The other problem with generative AI is hallucination, in which AI systems generate inaccurate, unrealistic or entirely fabricated information, data or content. Currently, no generative AI model can completely eliminate incorrect responses. Even OpenAI CEO Sam Altman has not yet outrightly promised its fix. The problem could have significant consequences when it comes to taxes and financial advice.

However, Srivastava said Intuit’s approach to using large and relevant datasets helps ensure it is delivering “accurate answers to customers and mitigating the risk of hallucination or other types of inaccurate or inappropriate answers.”

“When Intuit Assist provides an answer or gives guidance to a customer, it’s drawing on the deep expertise that Intuit has developed over many years, plus the data that gives us a 360-degree view of the customer. This helps make sure the answer given by Intuit Assist is not generic or hallucinatory, but is relevant and grounded in the customer’s own data, and reflects the years of domain expertise that Intuit has built around powering prosperity,” he said.

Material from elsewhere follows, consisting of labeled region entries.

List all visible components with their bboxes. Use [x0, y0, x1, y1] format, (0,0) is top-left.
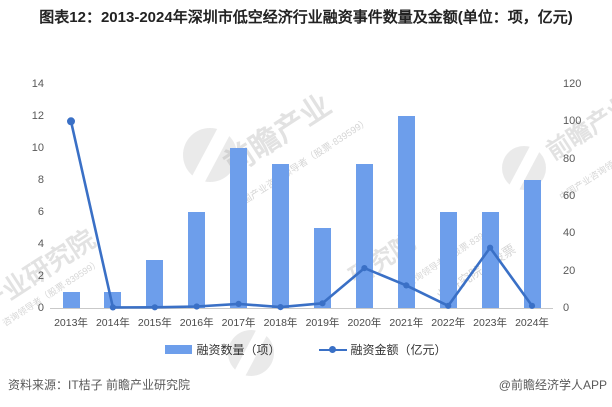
- plot-area: [50, 84, 553, 309]
- x-axis-tick: 2016年: [179, 317, 214, 329]
- line-series: [69, 119, 534, 309]
- bar-2021年: [397, 116, 415, 308]
- line-swatch-icon: [318, 345, 347, 354]
- y-axis-left-tick: 2: [37, 270, 44, 282]
- legend-item-line: 融资金额（亿元）: [318, 341, 447, 358]
- y-axis-left-tick: 0: [37, 302, 44, 314]
- x-axis-tick: 2013年: [54, 317, 88, 329]
- line-point-2023年: [487, 244, 494, 251]
- y-axis-right-tick: 120: [563, 78, 582, 90]
- line-point-2020年: [361, 265, 368, 272]
- bar-2014年: [104, 292, 122, 308]
- y-axis-right-tick: 20: [563, 264, 576, 277]
- bar-2017年: [230, 148, 248, 308]
- line-point-2013年: [67, 117, 75, 126]
- line-point-2014年: [109, 304, 116, 311]
- y-axis-left-tick: 14: [31, 78, 44, 90]
- x-axis-tick: 2020年: [347, 317, 382, 329]
- line-point-2017年: [235, 300, 242, 307]
- bar-2019年: [314, 228, 331, 308]
- x-axis-tick: 2017年: [221, 317, 256, 329]
- x-axis-tick: 2014年: [95, 317, 130, 329]
- line-point-2018年: [277, 304, 284, 311]
- chart-title: 图表12：2013-2024年深圳市低空经济行业融资事件数量及金额(单位：项，亿…: [39, 9, 573, 26]
- y-axis-left-tick: 6: [37, 206, 44, 218]
- x-axis-tick: 2023年: [473, 317, 508, 329]
- bar-swatch-icon: [165, 345, 193, 354]
- line-point-2015年: [151, 304, 158, 311]
- line-point-2024年: [528, 302, 536, 309]
- y-axis-right-tick: 40: [563, 227, 576, 240]
- legend-item-bars: 融资数量（项）: [165, 341, 281, 358]
- bar-2018年: [272, 164, 289, 308]
- y-axis-right-tick: 100: [563, 115, 582, 128]
- x-axis-tick: 2024年: [515, 317, 549, 329]
- y-axis-left-tick: 12: [31, 110, 44, 122]
- legend-label-bars: 融资数量（项）: [196, 343, 281, 357]
- bar-2015年: [146, 260, 164, 308]
- y-axis-left-tick: 10: [31, 142, 44, 154]
- line-point-2021年: [403, 282, 410, 289]
- data-source-text: 资料来源：IT桔子 前瞻产业研究院: [8, 378, 190, 392]
- legend-label-line: 融资金额（亿元）: [350, 343, 447, 357]
- bar-2023年: [481, 212, 499, 308]
- bar-2022年: [439, 212, 457, 308]
- x-axis-tick: 2019年: [305, 317, 340, 329]
- x-axis-tick: 2022年: [431, 317, 466, 329]
- line-point-2016年: [193, 303, 200, 310]
- y-axis-right-tick: 0: [563, 302, 570, 314]
- credit-text: @前瞻经济学人APP: [498, 378, 607, 392]
- x-axis-tick: 2015年: [137, 317, 172, 329]
- bar-2016年: [188, 212, 206, 308]
- y-axis-right-tick: 60: [563, 190, 576, 202]
- y-axis-left-tick: 8: [37, 174, 44, 186]
- legend: 融资数量（项） 融资金额（亿元）: [0, 341, 612, 358]
- line-point-2019年: [319, 300, 326, 307]
- y-axis-left-tick: 4: [37, 238, 44, 250]
- x-axis-tick: 2018年: [263, 317, 298, 329]
- line-point-2022年: [445, 302, 452, 309]
- line-series-layer: [67, 117, 536, 311]
- bar-2024年: [523, 180, 541, 308]
- y-axis-right-tick: 80: [563, 152, 576, 165]
- bar-2013年: [62, 292, 80, 308]
- x-axis-tick: 2021年: [389, 317, 424, 329]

Intuit Assist in TurboTax is currently accessible to customers, with planned enhancements set to debut for the 2023 tax season, while the assistant is available to select Credit Karma members in the U.S. and will be rolled out more widely in the coming months. It is also available to select beta customers on QuickBooks and will roll out to all U.S. users in the coming months. Moreover, it is currently accessible to a specific group of Mailchimp customers, with a broader expansion slated for the upcoming months.

“Leveraging our vast amounts of rich data and years of investment in AI and GenAI, we’re unlocking the power of our platform to reimagine AI-assisted customer experiences,” Goodarzi said in a prepared statement.